Big Data On The Keyboard

Editor’s note: Maoz Shacht is the CEO of Ginger Software, a mobile keyboard developer.

The Information Age has the potential to overwhelm. When that happens on a technical front – when the volume of data is so large that traditional databases cannot handle it, or not handle it well – the industry refers to the phenomenon as “big data.” The term has even come to refer to the technological processing that takes place with the vast amounts of data.

Thus, any time a category of data contains billions (or even trillions) of records from all over the web and other sources, we are talking about big data. Often we don’t even notice the “big data” aspect of our daily encounters with technology, such as when it comes to the autocorrect feature on mobile devices, word-processing programs, email clients and more.

Autocorrect and Word Suggest

Despite the often comical renditions provided by the autocorrect feature – to the extent that there are any number of websites devoted to showcasing the humorous (and often racy) errors – the capacity of the device to correct your typing and even predict your next word is unusually helpful, as it saves you from the embarrassment of the typos your fingers typed.

It is also daunting, if you think about it. Nearly any combination of letter that you type in nearly any sequence will yield (mostly) reasonable suggestions by your smartphone. When you factor in the programmable capacity for foreign languages, as well, and the “swipe” option of many smartphone keyboards, the near-infinite number of combinations is a matter of big data, indeed.

Word-suggest and autocorrect work based on an algorithm that essentially checks the combination of letters that you type against the dictionary that is loaded into your smartphone – and there is more than one dictionary available. For example, every time I type in a foreign alphabet, my phone offers me a dictionary in that language.
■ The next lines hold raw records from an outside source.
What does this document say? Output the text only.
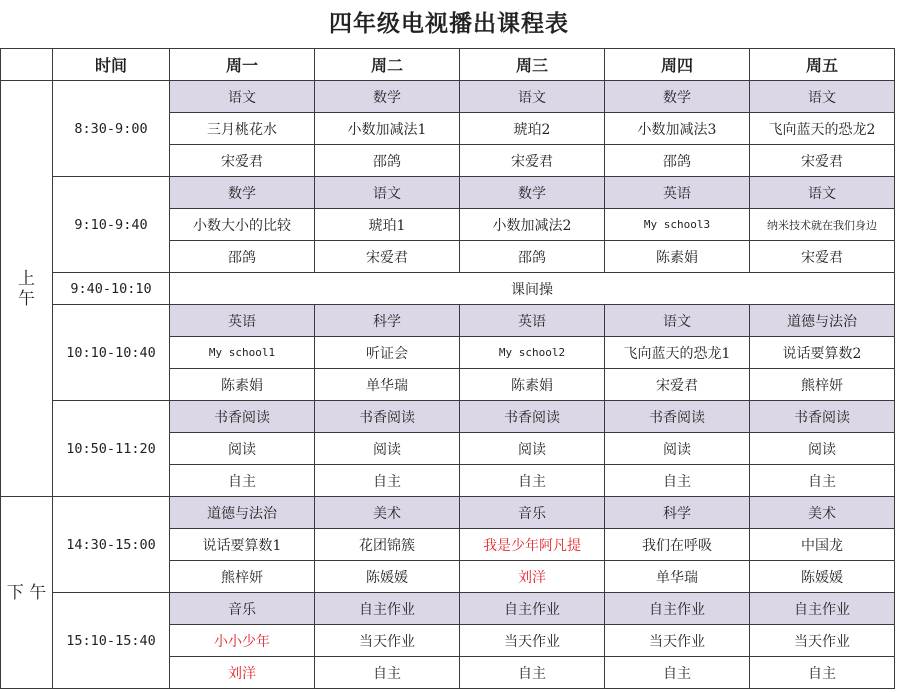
四年级电视播出课程表
	时间	周一	周二	周三	周四	周五
上
午	8:30-9:00	语文	数学	语文	数学	语文
		三月桃花水	小数加减法1	琥珀2	小数加减法3	飞向蓝天的恐龙2
		宋爱君	邵鸽	宋爱君	邵鸽	宋爱君
	9:10-9:40	数学	语文	数学	英语	语文
		小数大小的比较	琥珀1	小数加减法2	My school3	纳米技术就在我们身边
		邵鸽	宋爱君	邵鸽	陈素娟	宋爱君
	9:40-10:10	课间操				
	10:10-10:40	英语	科学	英语	语文	道德与法治
		My school1	听证会	My school2	飞向蓝天的恐龙1	说话要算数2
		陈素娟	单华瑞	陈素娟	宋爱君	熊梓妍
	10:50-11:20	书香阅读	书香阅读	书香阅读	书香阅读	书香阅读
		阅读	阅读	阅读	阅读	阅读
		自主	自主	自主	自主	自主
下 午	14:30-15:00	道德与法治	美术	音乐	科学	美术
		说话要算数1	花团锦簇	我是少年阿凡提	我们在呼吸	中国龙
		熊梓妍	陈媛媛	刘洋	单华瑞	陈媛媛
	15:10-15:40	音乐	自主作业	自主作业	自主作业	自主作业
		小小少年	当天作业	当天作业	当天作业	当天作业
		刘洋	自主	自主	自主	自主
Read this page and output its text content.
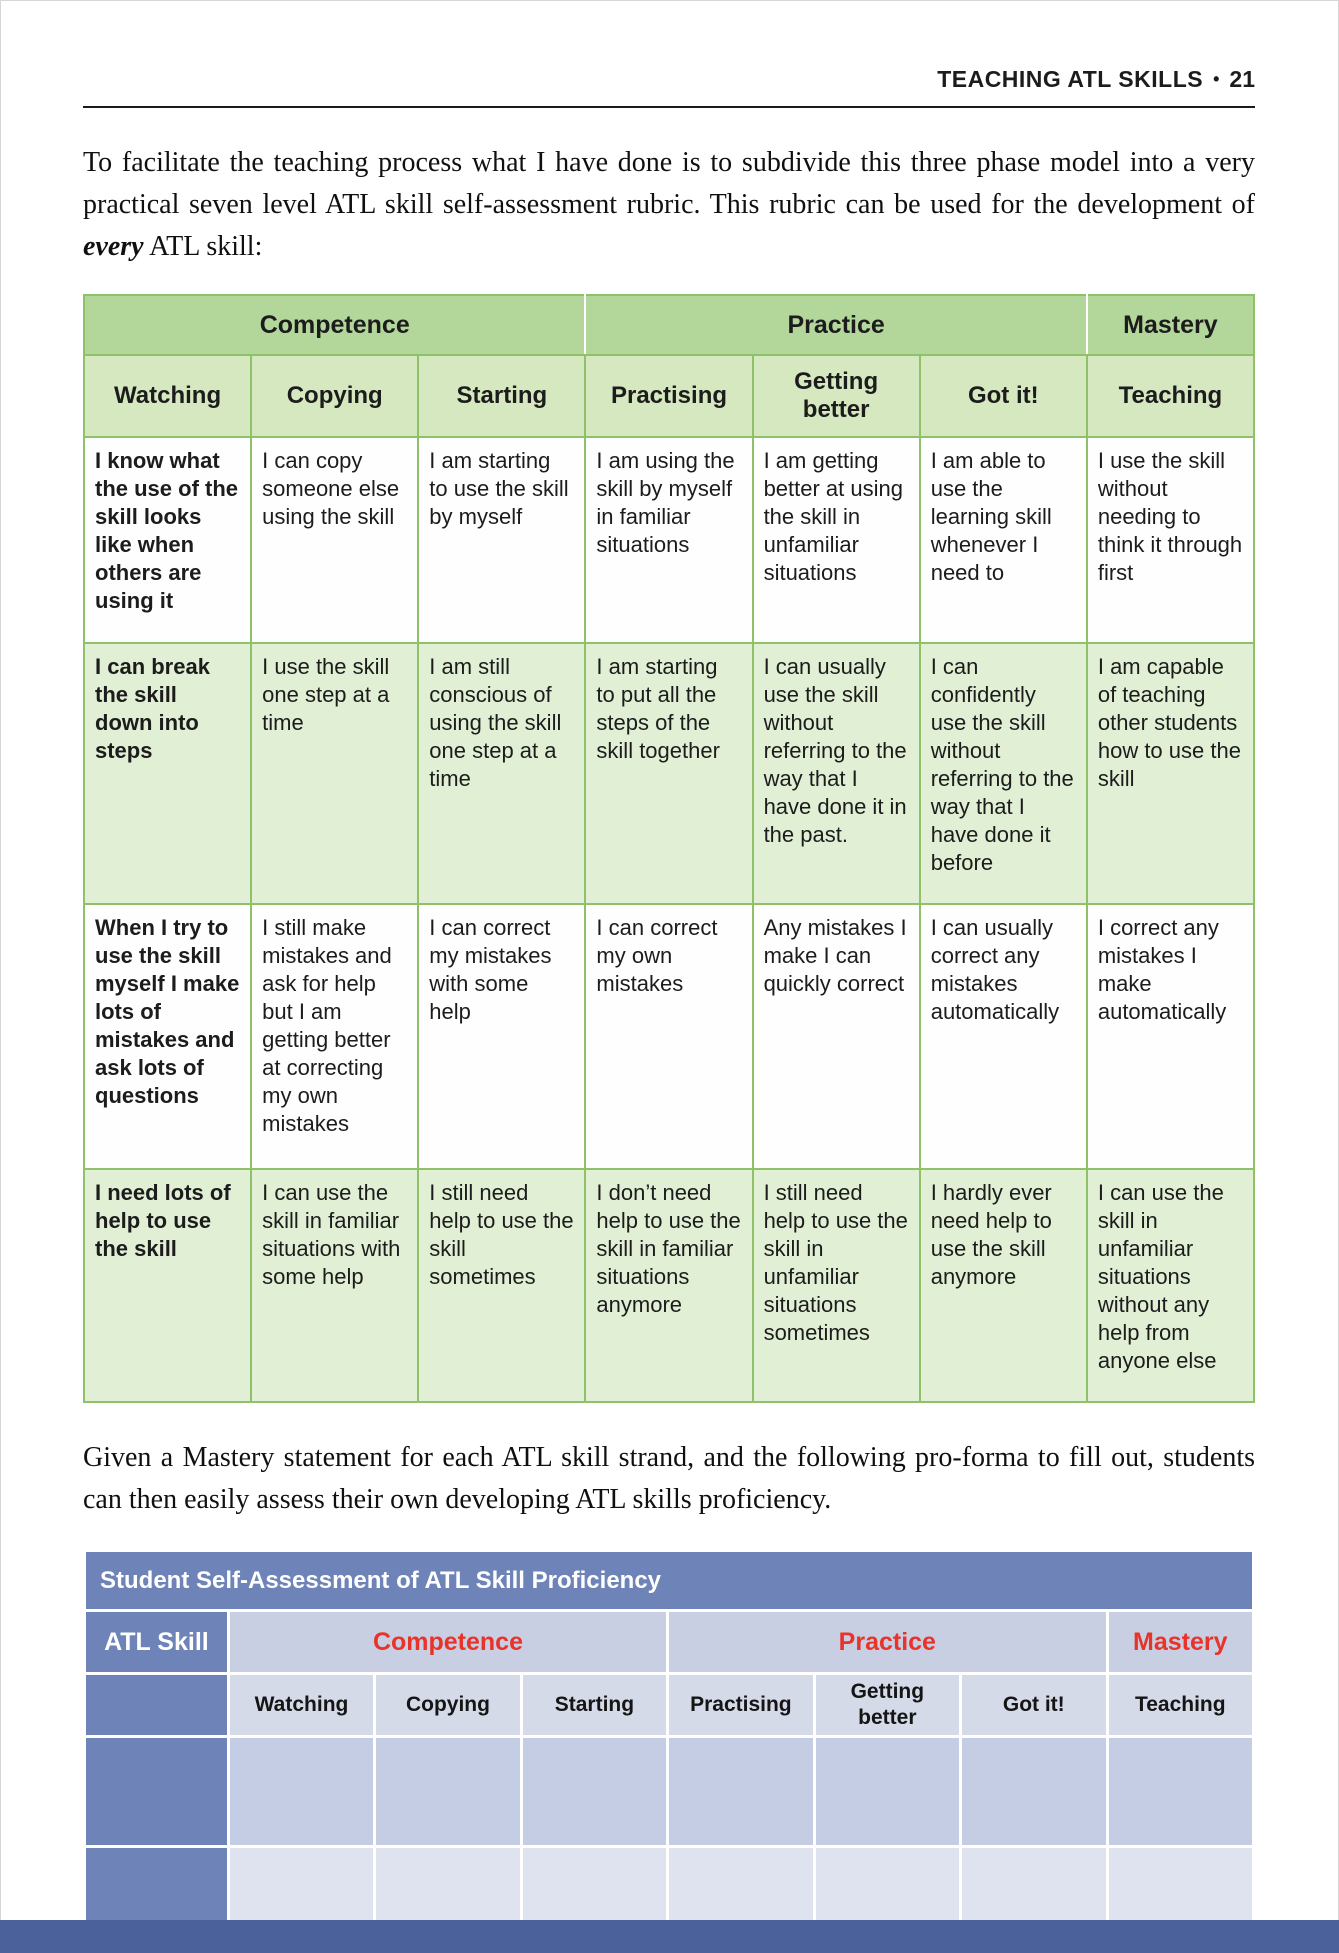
TEACHING ATL SKILLS • 21

To facilitate the teaching process what I have done is to subdivide this three phase model into a very practical seven level ATL skill self-assessment rubric. This rubric can be used for the development of every ATL skill:

Competence			Practice			Mastery
Watching	Copying	Starting	Practising	Getting better	Got it!	Teaching
I know what the use of the skill looks like when others are using it	I can copy someone else using the skill	I am starting to use the skill by myself	I am using the skill by myself in familiar situations	I am getting better at using the skill in unfamiliar situations	I am able to use the learning skill whenever I need to	I use the skill without needing to think it through first
I can break the skill down into steps	I use the skill one step at a time	I am still conscious of using the skill one step at a time	I am starting to put all the steps of the skill together	I can usually use the skill without referring to the way that I have done it in the past.	I can confidently use the skill without referring to the way that I have done it before	I am capable of teaching other students how to use the skill
When I try to use the skill myself I make lots of mistakes and ask lots of questions	I still make mistakes and ask for help but I am getting better at correcting my own mistakes	I can correct my mistakes with some help	I can correct my own mistakes	Any mistakes I make I can quickly correct	I can usually correct any mistakes automatically	I correct any mistakes I make automatically
I need lots of help to use the skill	I can use the skill in familiar situations with some help	I still need help to use the skill sometimes	I don’t need help to use the skill in familiar situations anymore	I still need help to use the skill in unfamiliar situations sometimes	I hardly ever need help to use the skill anymore	I can use the skill in unfamiliar situations without any help from anyone else

Given a Mastery statement for each ATL skill strand, and the following pro-forma to fill out, students can then easily assess their own developing ATL skills proficiency.

Student Self-Assessment of ATL Skill Proficiency							
ATL Skill	Competence			Practice			Mastery
	Watching	Copying	Starting	Practising	Getting better	Got it!	Teaching
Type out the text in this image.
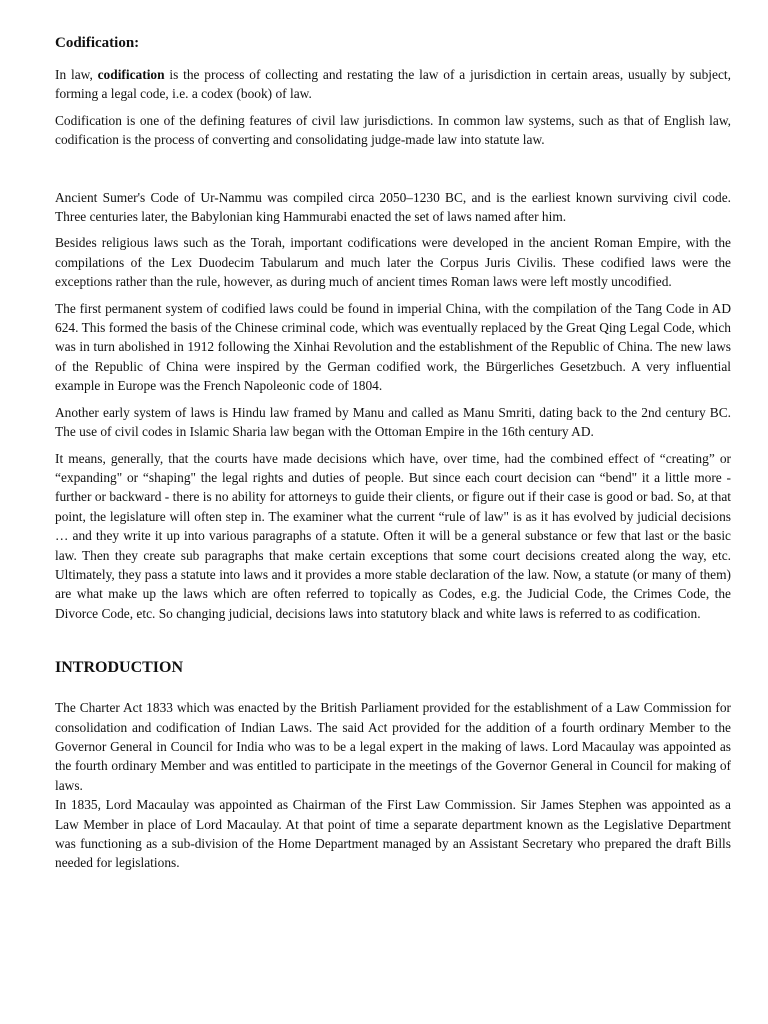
Codification:

In law, codification is the process of collecting and restating the law of a jurisdiction in certain areas, usually by subject, forming a legal code, i.e. a codex (book) of law.

Codification is one of the defining features of civil law jurisdictions. In common law systems, such as that of English law, codification is the process of converting and consolidating judge-made law into statute law.

Ancient Sumer's Code of Ur-Nammu was compiled circa 2050–1230 BC, and is the earliest known surviving civil code. Three centuries later, the Babylonian king Hammurabi enacted the set of laws named after him.

Besides religious laws such as the Torah, important codifications were developed in the ancient Roman Empire, with the compilations of the Lex Duodecim Tabularum and much later the Corpus Juris Civilis. These codified laws were the exceptions rather than the rule, however, as during much of ancient times Roman laws were left mostly uncodified.

The first permanent system of codified laws could be found in imperial China, with the compilation of the Tang Code in AD 624. This formed the basis of the Chinese criminal code, which was eventually replaced by the Great Qing Legal Code, which was in turn abolished in 1912 following the Xinhai Revolution and the establishment of the Republic of China. The new laws of the Republic of China were inspired by the German codified work, the Bürgerliches Gesetzbuch. A very influential example in Europe was the French Napoleonic code of 1804.

Another early system of laws is Hindu law framed by Manu and called as Manu Smriti, dating back to the 2nd century BC. The use of civil codes in Islamic Sharia law began with the Ottoman Empire in the 16th century AD.

It means, generally, that the courts have made decisions which have, over time, had the combined effect of “creating” or “expanding" or “shaping" the legal rights and duties of people. But since each court decision can “bend" it a little more - further or backward - there is no ability for attorneys to guide their clients, or figure out if their case is good or bad. So, at that point, the legislature will often step in. The examiner what the current “rule of law" is as it has evolved by judicial decisions … and they write it up into various paragraphs of a statute. Often it will be a general substance or few that last or the basic law. Then they create sub paragraphs that make certain exceptions that some court decisions created along the way, etc. Ultimately, they pass a statute into laws and it provides a more stable declaration of the law. Now, a statute (or many of them) are what make up the laws which are often referred to topically as Codes, e.g. the Judicial Code, the Crimes Code, the Divorce Code, etc. So changing judicial, decisions laws into statutory black and white laws is referred to as codification.

INTRODUCTION

The Charter Act 1833 which was enacted by the British Parliament provided for the establishment of a Law Commission for consolidation and codification of Indian Laws. The said Act provided for the addition of a fourth ordinary Member to the Governor General in Council for India who was to be a legal expert in the making of laws. Lord Macaulay was appointed as the fourth ordinary Member and was entitled to participate in the meetings of the Governor General in Council for making of laws.

In 1835, Lord Macaulay was appointed as Chairman of the First Law Commission. Sir James Stephen was appointed as a Law Member in place of Lord Macaulay. At that point of time a separate department known as the Legislative Department was functioning as a sub-division of the Home Department managed by an Assistant Secretary who prepared the draft Bills needed for legislations.
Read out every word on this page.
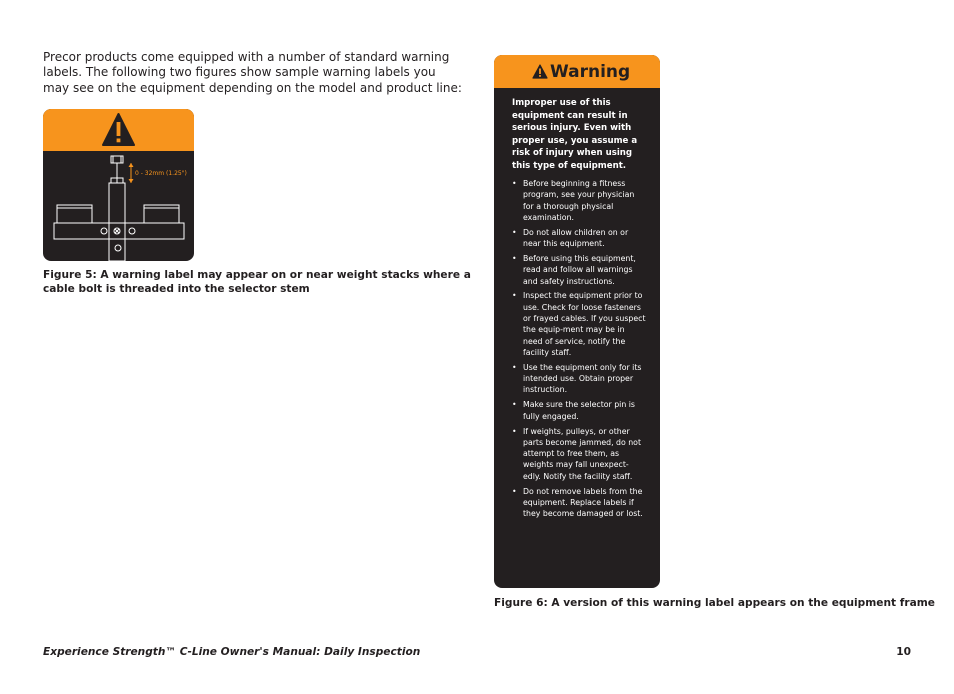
Precor products come equipped with a number of standard warning labels. The following two figures show sample warning labels you may see on the equipment depending on the model and product line:

0 - 32mm (1.25")

Figure 5: A warning label may appear on or near weight stacks where a cable bolt is threaded into the selector stem

Warning

Improper use of this equipment can result in serious injury. Even with proper use, you assume a risk of injury when using this type of equipment.

• Before beginning a fitness program, see your physician for a thorough physical examination.
• Do not allow children on or near this equipment.
• Before using this equipment, read and follow all warnings and safety instructions.
• Inspect the equipment prior to use. Check for loose fasteners or frayed cables. If you suspect the equip-ment may be in need of service, notify the facility staff.
• Use the equipment only for its intended use. Obtain proper instruction.
• Make sure the selector pin is fully engaged.
• If weights, pulleys, or other parts become jammed, do not attempt to free them, as weights may fall unexpect-edly. Notify the facility staff.
• Do not remove labels from the equipment. Replace labels if they become damaged or lost.

Figure 6: A version of this warning label appears on the equipment frame

Experience Strength™ C-Line Owner's Manual: Daily Inspection	10
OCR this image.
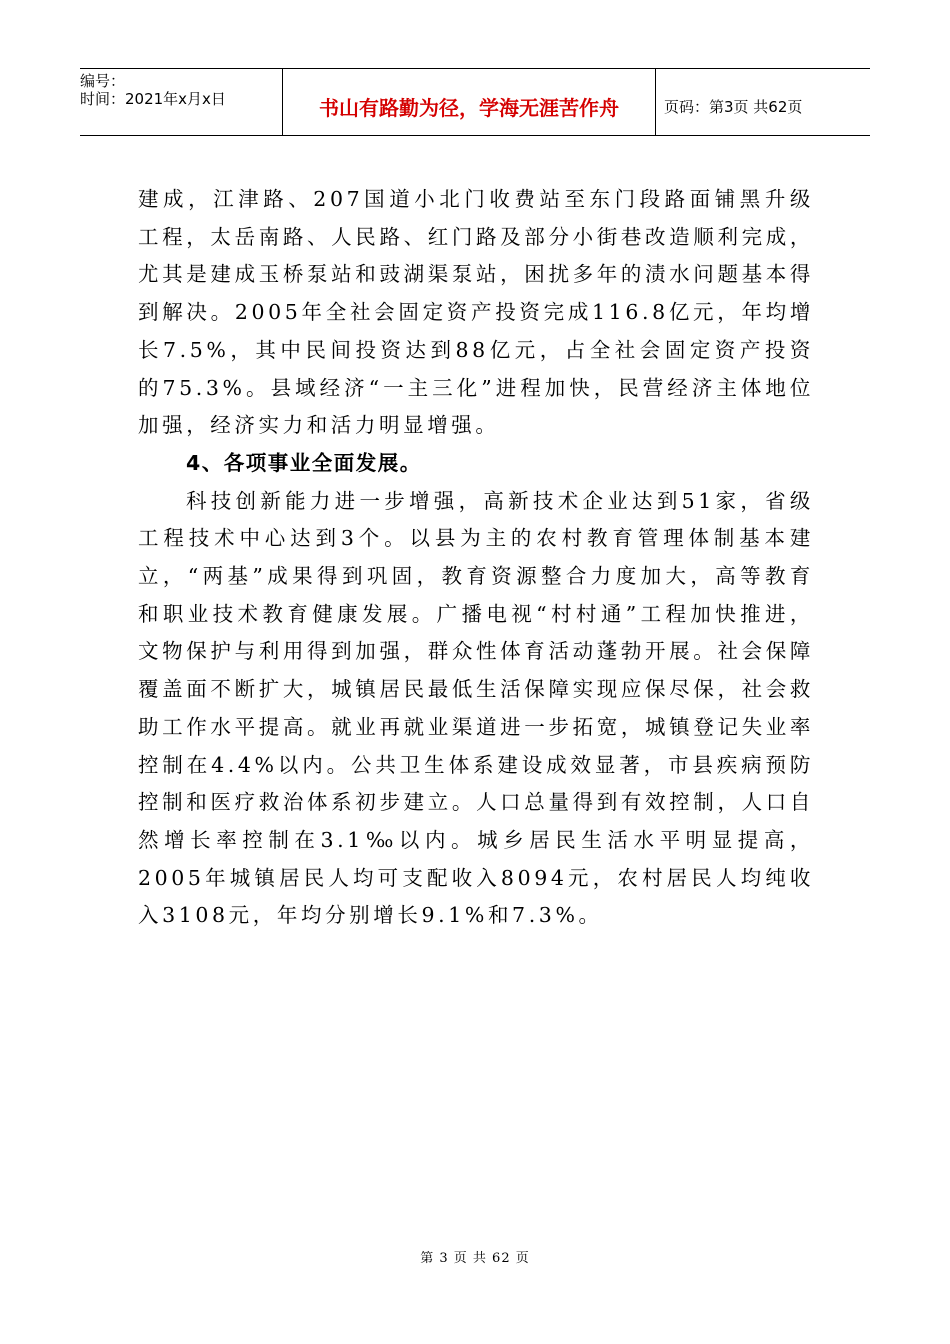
编号：
时间：2021年x月x日	书山有路勤为径，学海无涯苦作舟	页码：第3页 共62页

建成，江津路、207国道小北门收费站至东门段路面铺黑升级工程，太岳南路、人民路、红门路及部分小街巷改造顺利完成，尤其是建成玉桥泵站和豉湖渠泵站，困扰多年的渍水问题基本得到解决。2005年全社会固定资产投资完成116.8亿元，年均增长7.5%，其中民间投资达到88亿元，占全社会固定资产投资的75.3%。县域经济“一主三化”进程加快，民营经济主体地位加强，经济实力和活力明显增强。

4、各项事业全面发展。

科技创新能力进一步增强，高新技术企业达到51家，省级工程技术中心达到3个。以县为主的农村教育管理体制基本建立，“两基”成果得到巩固，教育资源整合力度加大，高等教育和职业技术教育健康发展。广播电视“村村通”工程加快推进，文物保护与利用得到加强，群众性体育活动蓬勃开展。社会保障覆盖面不断扩大，城镇居民最低生活保障实现应保尽保，社会救助工作水平提高。就业再就业渠道进一步拓宽，城镇登记失业率控制在4.4%以内。公共卫生体系建设成效显著，市县疾病预防控制和医疗救治体系初步建立。人口总量得到有效控制，人口自然增长率控制在3.1‰以内。城乡居民生活水平明显提高，2005年城镇居民人均可支配收入8094元，农村居民人均纯收入3108元，年均分别增长9.1%和7.3%。

第 3 页 共 62 页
When the letters you’ve typed match findings in the dictionary, the smartphone offers those matches as possibilities for the word you are typing. If correct, accepting the suggested work abbreviates your typing time and makes your smartphone communication more efficient. If no match is found, then the phone is programmed to offer alternatives, some of which are correct, some of which make sense, even if they weren’t what you’d had in mind, and some of which provide the fodder for the comical online autocorrect compilations.

Finding the Right Words

Programmers face some challenges in determining which key strokes yield which suggested words, including:

  1. Creating a comprehensive dictionary – one that isn’t watered down, but is still manageable and modern – including the modern slang that is likely to show up in text messages, for example.
  1. Determining a language model that has no significant deficits – one that examines the words you are typing in their context and offers an educated suggestion, as it were, for the correct spelling.

That is, if you type “taxos,” did you mean “taxis” or “tacos”? Your keyboard offers both options. If, however, you had intended to type “taxes,” you will need the contextual value of “there’s nothing sure but death and….” for your keyboard to suggest “taxes.” If you mistakenly type “taxos,” only the most sophisticated autocorrects will get it right; otherwise, you are still contending with the choice of taxis or tacos (or taxos). Anyone who has used autocorrect knows to be impressed by the frequency with which it chooses the correct term to suggest.

How Does the Keyboard Know?

The spell-checker of Google’s search engine learns your preferences and corrects accordingly. Most phone keypads, however, are less sophisticated – in part because collecting the record of people’s typing and creating a database from it would be a violation of everyone’s right to privacy.

The autocorrect dictionary gleans its words from a corpus of articles that are available in the public domain. Programmers have devised a course of analysis that pays attention to the way we organize our sentences, the prominence and repetition of any given word, spelling and possible transposition and, of course, the keyboard layout that makes hitting the wrong key all too easy.

That said, when you correct an autocorrected word, your phone learns the spelling you prefer. This is very common in proper nouns or created words, such as company jargon.

Where Big Data Comes In

Without big data to manage the volume of potential letter configurations, there’d be very little to talk about with regard to smart keyboards; yet, big data grants the smart keyboards even more promise than the tools they provide thus far. As the phone technology becomes able to store more information, the phone dictionaries will become not only larger, but also smarter.

As we move into the future, keyboard developers will use big data and machine learning to improve all kinds of keyboard-dependent and context-based functions for an improved experience across the (key)board.